We talk about his experiences as a teacher and what he gets out of teaching and how country music is one of the few current musical genres where guitar is prevalent.
“Every time you teach something, you reiterate it to yourself. The knowledge you gain by teaching is tenfold.”
He is inspired by his students and by how quickly they pick things up. Teaching others forces you to learn things you probably should already know and recognize your musical shortcomings.
“As a teacher, you recognize things in yourself that you never grasped or learned through teaching…Every time I teach, I get better.”
It’s a practical exchange of knowledge and inspiration between teacher and student. We both talk about our challenges of teaching absolute beginners, and how learning how to tune ones guitar is one of the most challenging parts of learning how to play guitar for young guitarists. Learning the basics of how a guitar is designed and made, as well as the basics of chord structure and how notes flow together are very important topics to reinforce to novice guitar players. Teaching forced him to break things down into their elemental components so that his students properly learned the basics. This process forced him to learn the ins and outs of music and guitar playing better than any passive lesson could have.

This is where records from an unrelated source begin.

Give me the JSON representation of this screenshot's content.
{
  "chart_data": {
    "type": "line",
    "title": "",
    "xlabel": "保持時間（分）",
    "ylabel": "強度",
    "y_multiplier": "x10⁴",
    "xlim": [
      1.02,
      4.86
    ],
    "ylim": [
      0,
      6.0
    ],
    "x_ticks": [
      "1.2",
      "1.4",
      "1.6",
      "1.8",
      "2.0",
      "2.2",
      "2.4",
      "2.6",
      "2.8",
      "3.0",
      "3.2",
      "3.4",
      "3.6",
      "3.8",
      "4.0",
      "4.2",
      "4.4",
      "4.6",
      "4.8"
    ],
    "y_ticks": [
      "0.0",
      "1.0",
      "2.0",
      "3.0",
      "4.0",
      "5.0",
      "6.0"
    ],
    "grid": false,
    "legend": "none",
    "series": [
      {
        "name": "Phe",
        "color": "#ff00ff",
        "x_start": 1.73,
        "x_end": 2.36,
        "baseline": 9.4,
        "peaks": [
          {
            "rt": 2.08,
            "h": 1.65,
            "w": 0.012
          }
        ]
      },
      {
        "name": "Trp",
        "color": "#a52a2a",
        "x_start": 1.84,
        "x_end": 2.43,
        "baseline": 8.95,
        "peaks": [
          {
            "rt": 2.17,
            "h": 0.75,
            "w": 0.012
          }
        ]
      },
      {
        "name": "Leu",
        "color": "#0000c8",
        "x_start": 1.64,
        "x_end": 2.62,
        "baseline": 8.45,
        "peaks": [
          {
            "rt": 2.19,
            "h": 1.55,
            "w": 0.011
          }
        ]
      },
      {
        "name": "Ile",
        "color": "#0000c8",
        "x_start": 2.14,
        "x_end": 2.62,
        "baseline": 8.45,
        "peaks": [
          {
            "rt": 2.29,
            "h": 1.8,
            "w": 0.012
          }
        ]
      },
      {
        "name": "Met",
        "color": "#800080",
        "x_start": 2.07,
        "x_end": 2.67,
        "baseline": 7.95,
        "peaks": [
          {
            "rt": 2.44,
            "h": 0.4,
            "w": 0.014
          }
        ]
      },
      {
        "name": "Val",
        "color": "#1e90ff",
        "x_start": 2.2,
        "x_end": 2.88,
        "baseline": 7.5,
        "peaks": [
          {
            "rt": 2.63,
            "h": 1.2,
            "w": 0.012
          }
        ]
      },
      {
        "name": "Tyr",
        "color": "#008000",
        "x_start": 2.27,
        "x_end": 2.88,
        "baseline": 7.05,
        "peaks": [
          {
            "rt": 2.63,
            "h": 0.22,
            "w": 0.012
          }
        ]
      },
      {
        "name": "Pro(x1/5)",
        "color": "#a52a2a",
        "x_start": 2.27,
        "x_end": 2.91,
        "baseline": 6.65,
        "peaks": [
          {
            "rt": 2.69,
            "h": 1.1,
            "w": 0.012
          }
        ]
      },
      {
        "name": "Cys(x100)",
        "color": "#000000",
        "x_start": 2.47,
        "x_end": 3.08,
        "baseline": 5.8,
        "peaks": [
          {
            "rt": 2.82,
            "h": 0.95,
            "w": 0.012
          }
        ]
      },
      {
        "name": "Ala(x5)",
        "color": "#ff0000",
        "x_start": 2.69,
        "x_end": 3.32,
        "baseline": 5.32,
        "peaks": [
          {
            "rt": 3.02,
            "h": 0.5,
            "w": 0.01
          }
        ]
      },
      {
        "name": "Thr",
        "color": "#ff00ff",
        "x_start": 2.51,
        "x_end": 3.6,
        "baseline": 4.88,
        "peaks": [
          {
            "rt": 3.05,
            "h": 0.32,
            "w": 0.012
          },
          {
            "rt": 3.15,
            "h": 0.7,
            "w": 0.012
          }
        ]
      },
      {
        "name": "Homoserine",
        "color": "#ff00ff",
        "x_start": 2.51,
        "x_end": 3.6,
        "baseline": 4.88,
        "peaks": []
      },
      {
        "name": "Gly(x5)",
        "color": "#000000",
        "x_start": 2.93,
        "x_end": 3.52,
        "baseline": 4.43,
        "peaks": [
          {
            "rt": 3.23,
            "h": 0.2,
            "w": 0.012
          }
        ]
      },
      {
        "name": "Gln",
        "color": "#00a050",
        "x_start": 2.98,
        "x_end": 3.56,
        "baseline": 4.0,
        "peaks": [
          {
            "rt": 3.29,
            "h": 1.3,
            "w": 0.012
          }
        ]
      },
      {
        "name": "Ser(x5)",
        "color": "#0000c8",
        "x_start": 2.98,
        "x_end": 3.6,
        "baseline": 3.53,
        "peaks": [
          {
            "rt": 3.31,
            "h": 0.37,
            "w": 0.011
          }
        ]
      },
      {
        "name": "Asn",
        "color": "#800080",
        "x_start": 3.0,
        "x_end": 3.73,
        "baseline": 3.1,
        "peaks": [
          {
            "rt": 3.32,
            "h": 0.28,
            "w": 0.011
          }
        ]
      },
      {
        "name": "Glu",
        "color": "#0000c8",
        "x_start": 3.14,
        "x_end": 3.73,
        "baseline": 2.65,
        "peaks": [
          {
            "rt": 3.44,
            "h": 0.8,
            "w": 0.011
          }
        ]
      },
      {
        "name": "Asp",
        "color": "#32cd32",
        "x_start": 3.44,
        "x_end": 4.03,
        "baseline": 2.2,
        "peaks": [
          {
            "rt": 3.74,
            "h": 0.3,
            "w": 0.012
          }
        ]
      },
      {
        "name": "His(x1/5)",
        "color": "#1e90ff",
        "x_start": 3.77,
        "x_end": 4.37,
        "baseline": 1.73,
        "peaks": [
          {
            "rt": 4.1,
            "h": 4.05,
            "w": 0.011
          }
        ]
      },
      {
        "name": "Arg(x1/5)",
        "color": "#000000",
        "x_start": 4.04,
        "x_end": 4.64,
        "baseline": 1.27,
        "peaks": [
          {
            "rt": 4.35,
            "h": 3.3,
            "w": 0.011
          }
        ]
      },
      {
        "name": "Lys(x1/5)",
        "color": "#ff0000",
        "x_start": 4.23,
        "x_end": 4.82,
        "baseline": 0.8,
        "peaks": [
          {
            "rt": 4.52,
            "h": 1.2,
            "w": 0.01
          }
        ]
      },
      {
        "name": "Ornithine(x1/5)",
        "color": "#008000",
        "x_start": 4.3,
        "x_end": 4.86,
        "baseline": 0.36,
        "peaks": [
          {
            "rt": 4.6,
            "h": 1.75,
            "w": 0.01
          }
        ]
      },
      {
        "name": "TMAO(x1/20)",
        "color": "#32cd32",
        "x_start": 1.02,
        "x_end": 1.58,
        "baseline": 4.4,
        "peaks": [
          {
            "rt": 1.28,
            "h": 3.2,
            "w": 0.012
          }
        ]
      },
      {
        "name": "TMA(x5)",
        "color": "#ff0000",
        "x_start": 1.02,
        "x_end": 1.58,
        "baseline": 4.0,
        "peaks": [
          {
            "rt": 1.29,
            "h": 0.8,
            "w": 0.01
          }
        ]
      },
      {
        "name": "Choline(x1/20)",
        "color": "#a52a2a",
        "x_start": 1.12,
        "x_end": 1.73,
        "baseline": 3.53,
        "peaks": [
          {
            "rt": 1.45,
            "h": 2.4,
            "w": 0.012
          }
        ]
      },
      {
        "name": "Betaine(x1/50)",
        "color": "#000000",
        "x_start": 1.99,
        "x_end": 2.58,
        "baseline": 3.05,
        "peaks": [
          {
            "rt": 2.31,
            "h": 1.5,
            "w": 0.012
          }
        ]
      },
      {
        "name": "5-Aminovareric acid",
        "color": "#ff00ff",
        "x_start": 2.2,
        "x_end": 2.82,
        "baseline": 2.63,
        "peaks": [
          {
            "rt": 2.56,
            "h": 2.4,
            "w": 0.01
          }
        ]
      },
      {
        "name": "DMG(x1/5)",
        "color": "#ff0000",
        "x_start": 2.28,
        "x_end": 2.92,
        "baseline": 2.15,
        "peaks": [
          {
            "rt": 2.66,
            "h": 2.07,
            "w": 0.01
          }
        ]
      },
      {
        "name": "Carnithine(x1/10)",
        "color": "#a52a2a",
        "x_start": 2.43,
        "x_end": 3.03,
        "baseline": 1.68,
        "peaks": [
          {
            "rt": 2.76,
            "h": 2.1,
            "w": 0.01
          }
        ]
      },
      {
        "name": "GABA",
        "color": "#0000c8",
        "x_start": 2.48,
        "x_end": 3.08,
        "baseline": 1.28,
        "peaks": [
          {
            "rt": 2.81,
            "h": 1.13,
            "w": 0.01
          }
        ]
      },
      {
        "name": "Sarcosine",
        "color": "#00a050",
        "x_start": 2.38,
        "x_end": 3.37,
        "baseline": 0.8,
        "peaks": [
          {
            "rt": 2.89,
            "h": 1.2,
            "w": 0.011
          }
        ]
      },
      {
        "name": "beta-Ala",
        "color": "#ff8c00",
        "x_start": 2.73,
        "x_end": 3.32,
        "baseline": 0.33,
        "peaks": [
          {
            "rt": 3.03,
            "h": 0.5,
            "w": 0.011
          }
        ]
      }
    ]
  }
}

We talk about the challenges of tuning beginner grade guitars, and how it’s probably better, if a student is serous about learning guitar, to spend a little more and invest in a quality instrument that is easier to tune and one that stays in tune better. Not only is it important to invest in a quality instrument, it must be properly set up by a qualified guitar tech or luthier. This discussion leads us into a comparison between Taylor and Martin acoustic guitars.
As Mike says, “Martin has an aged sound. An already rounded and warmer sound. Taylor has much brighter sound. A (sort of) seventies chime.”
I then go on to ask him what makes a good musician.
He answers, “It’s a subjective thing. To be a better musician, you have to listen.”
You need to allow space to play. By listening more, you will be “more poignant” and you will play in a way that is “more proper for the music that you are playing.”
He goes on to say, “You need to think about the song, (not to think) about yourself…Music is about the song about the song. Not about what you put into the song…You need to know how much to put into your music (and how much to leave out).”
Songs that are memorable are “poignant and to the point.” Those are the kinds of “hooks that are memorable.”
“You’ve got to create an experience with your music…Something that is unique from the next guy.” You need to be individuals, creating great and unique artful music. You need to be an orginal.
“Be yourself (and) do what matters to you.” You also need to keep on learning. “As soon as you think you know everything, you stop learning.”
This series has been a real pleasure for me to record, edit, and write about. I hope you enjoy Mike’s knowledge, insights, and passion for music and for playing guitar as much as I did.